1). Other factors that may play a role in determining the quality and quantity of oxidised substrates could not be established with the current methods. Although it has been indicated that human BAT relies on the endogenous fatty acids following intracellular triglyceride breakdown [
30]; there is currently no available tool that has the ability to measure the quantity, as well as the proportional contribution of these consumed lipids in vivo as a result of cold exposure. In our study we also could not determine whether circulatory NEFA taken up by BAT are directly consumed as a substrate for thermogenic respiratory chain reactions, or whether the NEFA replenish the intracellular triglyceride stores subsequent to endogenous production of fatty acids. Nevertheless, it is worth mentioning that energy content of fully oxidised NEFA taken up by BAT, reported here and previously [
30], and glucose uptake [
4,
7,
31] is of the same order of magnitude, although their proportional contribution during cold stimulus is yet to be determined.
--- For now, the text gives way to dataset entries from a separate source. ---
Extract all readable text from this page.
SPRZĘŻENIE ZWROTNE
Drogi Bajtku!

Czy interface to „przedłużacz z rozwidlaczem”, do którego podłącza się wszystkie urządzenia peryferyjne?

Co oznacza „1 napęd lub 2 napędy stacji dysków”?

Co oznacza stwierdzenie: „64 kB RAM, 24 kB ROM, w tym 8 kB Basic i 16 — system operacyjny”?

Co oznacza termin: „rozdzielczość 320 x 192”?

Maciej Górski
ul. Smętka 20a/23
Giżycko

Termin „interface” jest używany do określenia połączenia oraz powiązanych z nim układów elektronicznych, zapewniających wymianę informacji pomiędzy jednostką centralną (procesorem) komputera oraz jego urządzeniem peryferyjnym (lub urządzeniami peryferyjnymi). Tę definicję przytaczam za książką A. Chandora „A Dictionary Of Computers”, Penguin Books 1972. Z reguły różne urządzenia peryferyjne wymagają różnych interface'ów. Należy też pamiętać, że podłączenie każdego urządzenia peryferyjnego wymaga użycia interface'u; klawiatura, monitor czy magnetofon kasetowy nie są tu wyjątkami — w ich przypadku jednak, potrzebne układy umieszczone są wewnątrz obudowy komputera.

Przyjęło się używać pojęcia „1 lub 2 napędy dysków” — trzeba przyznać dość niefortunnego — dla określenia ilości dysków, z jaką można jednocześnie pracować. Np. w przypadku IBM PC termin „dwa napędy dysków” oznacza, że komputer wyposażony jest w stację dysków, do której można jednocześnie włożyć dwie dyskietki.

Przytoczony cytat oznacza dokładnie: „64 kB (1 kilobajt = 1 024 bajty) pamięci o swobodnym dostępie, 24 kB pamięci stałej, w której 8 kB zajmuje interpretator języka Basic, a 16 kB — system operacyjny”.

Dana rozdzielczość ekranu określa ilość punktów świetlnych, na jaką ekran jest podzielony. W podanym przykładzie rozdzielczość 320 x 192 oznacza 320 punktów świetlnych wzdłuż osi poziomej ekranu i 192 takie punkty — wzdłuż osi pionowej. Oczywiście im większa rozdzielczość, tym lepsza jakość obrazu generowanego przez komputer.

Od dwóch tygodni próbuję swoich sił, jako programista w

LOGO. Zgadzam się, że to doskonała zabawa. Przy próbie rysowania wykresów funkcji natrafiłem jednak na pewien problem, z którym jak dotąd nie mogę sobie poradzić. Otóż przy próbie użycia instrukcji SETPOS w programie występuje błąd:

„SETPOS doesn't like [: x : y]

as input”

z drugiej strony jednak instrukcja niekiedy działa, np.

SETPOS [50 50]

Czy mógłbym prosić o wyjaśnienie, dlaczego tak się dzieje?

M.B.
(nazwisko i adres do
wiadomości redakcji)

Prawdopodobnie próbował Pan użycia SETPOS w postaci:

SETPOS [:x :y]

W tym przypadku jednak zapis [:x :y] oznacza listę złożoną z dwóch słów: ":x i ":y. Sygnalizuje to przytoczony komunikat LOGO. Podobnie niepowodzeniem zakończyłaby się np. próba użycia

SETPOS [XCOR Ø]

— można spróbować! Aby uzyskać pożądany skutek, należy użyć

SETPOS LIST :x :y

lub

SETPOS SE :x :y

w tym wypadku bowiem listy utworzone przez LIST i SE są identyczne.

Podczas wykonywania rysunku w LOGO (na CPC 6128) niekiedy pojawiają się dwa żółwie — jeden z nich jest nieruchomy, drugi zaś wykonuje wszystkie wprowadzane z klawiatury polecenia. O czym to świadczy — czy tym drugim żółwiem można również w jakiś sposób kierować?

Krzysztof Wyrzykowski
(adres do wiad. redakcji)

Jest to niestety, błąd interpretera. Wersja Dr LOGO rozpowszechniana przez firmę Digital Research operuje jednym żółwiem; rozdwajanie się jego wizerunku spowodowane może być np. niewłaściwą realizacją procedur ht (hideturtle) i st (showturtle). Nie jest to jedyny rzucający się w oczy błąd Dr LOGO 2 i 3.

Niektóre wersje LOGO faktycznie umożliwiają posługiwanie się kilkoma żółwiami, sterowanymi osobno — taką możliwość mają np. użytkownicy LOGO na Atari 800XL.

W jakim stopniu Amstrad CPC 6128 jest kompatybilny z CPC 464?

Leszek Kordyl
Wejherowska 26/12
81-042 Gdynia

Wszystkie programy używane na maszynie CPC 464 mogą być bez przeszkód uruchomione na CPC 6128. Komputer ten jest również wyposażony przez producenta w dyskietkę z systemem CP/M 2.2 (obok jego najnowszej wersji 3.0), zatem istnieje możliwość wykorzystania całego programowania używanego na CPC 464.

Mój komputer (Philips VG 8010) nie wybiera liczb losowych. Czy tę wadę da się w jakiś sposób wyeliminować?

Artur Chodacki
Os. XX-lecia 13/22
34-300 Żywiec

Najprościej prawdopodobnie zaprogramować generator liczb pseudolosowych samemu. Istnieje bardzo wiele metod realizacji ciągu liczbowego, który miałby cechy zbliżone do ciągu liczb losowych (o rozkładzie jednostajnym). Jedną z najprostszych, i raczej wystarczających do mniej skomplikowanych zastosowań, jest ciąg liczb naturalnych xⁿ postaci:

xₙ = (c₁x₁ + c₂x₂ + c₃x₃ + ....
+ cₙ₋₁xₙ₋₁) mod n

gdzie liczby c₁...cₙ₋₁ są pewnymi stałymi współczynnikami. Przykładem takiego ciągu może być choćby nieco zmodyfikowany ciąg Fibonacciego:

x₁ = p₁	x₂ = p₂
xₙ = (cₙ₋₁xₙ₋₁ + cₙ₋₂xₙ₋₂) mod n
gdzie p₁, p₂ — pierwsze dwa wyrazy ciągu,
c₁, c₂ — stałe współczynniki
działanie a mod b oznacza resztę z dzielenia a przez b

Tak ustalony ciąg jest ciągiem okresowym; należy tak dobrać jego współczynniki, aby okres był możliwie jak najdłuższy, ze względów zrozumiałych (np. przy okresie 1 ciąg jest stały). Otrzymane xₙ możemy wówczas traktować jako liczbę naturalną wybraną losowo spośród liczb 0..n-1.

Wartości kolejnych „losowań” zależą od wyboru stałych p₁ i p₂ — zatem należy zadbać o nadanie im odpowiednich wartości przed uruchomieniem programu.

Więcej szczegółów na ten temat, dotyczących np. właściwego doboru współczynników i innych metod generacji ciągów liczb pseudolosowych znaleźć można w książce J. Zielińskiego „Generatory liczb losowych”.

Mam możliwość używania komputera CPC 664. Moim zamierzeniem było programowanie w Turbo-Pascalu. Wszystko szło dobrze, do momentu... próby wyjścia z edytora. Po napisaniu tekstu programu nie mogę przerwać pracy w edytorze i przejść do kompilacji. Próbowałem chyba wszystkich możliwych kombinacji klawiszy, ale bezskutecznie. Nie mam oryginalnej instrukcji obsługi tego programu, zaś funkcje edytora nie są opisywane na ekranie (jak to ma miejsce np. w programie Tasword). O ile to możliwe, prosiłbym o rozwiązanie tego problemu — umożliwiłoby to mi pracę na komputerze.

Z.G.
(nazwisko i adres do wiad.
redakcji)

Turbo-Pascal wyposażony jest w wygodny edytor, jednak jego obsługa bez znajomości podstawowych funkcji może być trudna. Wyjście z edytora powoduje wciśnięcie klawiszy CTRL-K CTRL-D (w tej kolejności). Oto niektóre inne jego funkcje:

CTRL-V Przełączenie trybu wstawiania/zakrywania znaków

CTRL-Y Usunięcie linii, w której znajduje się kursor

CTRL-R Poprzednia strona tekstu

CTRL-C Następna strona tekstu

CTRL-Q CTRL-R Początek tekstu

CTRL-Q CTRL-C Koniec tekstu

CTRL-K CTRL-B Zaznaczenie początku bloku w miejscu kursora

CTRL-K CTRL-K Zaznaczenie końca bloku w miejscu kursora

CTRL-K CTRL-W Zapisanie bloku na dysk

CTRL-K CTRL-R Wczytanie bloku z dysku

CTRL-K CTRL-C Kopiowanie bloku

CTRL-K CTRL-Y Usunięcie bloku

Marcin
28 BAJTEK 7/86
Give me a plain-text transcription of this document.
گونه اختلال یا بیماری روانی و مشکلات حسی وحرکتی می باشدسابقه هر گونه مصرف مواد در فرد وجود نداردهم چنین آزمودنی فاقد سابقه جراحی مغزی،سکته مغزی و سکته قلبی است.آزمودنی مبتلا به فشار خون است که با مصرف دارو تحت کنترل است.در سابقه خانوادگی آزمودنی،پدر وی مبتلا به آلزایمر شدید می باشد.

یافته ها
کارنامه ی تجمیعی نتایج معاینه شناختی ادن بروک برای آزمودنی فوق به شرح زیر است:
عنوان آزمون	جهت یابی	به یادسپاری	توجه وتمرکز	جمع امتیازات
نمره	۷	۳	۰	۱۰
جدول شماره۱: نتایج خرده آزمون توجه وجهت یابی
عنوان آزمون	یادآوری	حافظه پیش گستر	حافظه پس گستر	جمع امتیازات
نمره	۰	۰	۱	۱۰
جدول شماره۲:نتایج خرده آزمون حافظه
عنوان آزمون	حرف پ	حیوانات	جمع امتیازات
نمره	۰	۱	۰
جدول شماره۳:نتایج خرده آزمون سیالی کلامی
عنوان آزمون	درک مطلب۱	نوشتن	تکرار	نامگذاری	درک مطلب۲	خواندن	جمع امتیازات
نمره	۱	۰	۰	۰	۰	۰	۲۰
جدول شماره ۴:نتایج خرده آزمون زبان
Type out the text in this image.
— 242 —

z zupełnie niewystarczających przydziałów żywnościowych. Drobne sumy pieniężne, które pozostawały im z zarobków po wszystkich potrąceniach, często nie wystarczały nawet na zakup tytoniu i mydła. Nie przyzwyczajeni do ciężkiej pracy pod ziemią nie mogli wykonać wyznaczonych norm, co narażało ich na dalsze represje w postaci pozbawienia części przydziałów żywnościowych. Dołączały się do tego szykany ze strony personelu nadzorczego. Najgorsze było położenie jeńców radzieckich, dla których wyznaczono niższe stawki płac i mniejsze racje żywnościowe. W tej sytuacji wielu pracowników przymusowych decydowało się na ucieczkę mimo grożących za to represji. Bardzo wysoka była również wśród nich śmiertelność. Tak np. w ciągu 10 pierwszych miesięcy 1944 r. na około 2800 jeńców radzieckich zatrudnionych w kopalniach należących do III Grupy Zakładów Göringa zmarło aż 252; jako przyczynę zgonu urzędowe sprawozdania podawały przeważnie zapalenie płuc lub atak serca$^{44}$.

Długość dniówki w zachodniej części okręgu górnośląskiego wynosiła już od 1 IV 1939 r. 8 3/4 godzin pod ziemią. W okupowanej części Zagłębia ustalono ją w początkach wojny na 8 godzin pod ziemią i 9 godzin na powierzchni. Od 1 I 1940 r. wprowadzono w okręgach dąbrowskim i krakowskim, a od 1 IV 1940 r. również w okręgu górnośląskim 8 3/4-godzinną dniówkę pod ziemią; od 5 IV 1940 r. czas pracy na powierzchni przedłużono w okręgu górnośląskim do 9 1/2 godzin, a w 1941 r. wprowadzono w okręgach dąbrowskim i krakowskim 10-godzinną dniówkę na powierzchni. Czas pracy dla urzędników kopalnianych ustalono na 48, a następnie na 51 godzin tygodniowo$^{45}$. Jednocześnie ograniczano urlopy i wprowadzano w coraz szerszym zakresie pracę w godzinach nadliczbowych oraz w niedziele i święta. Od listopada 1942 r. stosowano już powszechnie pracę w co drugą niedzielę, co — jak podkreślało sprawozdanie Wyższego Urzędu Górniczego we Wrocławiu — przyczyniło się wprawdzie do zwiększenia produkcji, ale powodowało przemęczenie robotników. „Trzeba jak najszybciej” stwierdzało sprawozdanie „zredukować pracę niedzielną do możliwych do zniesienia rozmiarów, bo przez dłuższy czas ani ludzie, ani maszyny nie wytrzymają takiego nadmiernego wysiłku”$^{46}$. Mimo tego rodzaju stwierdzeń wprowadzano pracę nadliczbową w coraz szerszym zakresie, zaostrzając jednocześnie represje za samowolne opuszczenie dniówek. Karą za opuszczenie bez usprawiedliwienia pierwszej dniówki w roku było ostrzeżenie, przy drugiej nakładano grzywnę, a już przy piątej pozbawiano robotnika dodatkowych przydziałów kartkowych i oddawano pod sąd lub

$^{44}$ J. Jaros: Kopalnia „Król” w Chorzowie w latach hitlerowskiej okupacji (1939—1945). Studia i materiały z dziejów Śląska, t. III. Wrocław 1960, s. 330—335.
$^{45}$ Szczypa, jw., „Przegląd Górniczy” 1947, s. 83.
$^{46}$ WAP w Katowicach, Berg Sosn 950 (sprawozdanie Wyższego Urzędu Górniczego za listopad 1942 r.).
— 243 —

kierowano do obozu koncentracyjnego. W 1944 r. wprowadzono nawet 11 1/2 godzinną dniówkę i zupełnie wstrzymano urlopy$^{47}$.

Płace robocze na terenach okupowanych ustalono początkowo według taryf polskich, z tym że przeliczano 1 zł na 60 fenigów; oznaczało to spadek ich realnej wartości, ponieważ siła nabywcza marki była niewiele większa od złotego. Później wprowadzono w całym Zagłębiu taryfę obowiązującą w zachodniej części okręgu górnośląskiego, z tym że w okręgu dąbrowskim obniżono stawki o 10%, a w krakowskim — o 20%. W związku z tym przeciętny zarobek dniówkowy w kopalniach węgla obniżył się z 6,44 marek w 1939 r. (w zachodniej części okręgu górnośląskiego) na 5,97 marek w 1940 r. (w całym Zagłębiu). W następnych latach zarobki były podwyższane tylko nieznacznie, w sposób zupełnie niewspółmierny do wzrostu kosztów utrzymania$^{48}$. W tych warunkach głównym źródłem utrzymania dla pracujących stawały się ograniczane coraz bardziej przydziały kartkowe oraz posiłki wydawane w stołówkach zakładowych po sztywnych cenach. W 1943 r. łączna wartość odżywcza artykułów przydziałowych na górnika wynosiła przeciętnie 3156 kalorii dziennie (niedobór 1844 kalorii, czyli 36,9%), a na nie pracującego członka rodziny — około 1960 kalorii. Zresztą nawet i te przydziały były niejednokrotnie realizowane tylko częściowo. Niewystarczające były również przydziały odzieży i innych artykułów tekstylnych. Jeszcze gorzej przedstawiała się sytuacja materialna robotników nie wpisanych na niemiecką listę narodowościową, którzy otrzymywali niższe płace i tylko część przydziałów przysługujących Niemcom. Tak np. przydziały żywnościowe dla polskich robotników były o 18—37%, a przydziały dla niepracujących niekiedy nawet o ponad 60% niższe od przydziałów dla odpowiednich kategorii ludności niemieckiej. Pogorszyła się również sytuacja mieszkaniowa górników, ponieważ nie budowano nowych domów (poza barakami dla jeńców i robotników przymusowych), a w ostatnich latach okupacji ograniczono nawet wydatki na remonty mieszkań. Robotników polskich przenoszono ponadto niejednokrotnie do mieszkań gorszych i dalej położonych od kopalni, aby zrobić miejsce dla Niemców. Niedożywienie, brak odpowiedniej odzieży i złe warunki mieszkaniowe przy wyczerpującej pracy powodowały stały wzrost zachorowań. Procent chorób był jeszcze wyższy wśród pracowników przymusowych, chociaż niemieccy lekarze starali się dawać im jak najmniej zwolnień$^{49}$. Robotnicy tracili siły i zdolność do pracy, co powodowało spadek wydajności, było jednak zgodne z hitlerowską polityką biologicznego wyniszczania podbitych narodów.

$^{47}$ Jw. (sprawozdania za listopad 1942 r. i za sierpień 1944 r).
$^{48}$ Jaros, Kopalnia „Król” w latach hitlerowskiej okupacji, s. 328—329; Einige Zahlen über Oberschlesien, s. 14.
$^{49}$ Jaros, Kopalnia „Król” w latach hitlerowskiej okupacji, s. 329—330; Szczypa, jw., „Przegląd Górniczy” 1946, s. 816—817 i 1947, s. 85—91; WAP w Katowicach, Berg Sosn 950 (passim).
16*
The other limitations of our study include small number of study subjects which is due to the complexity of the radioactive oxygen PET scans. The complexity includes the production of the [
15O]O
2, the inhalation protocol, the PET image acquisition, and the kinetic modelling of this very rapidly defusing and decaying radiotracer. Moreover, relatively shorter half-life of
15O and the limited FOV of our scanner restricted assessment of possible BAT depots in further locations [
32]; therefore, the present results may underestimate BAT contribution to whole body EE. Additionally, due to our aforementioned limitations, the relationship of metabolism in other organs to BAT oxidative metabolism could not be established.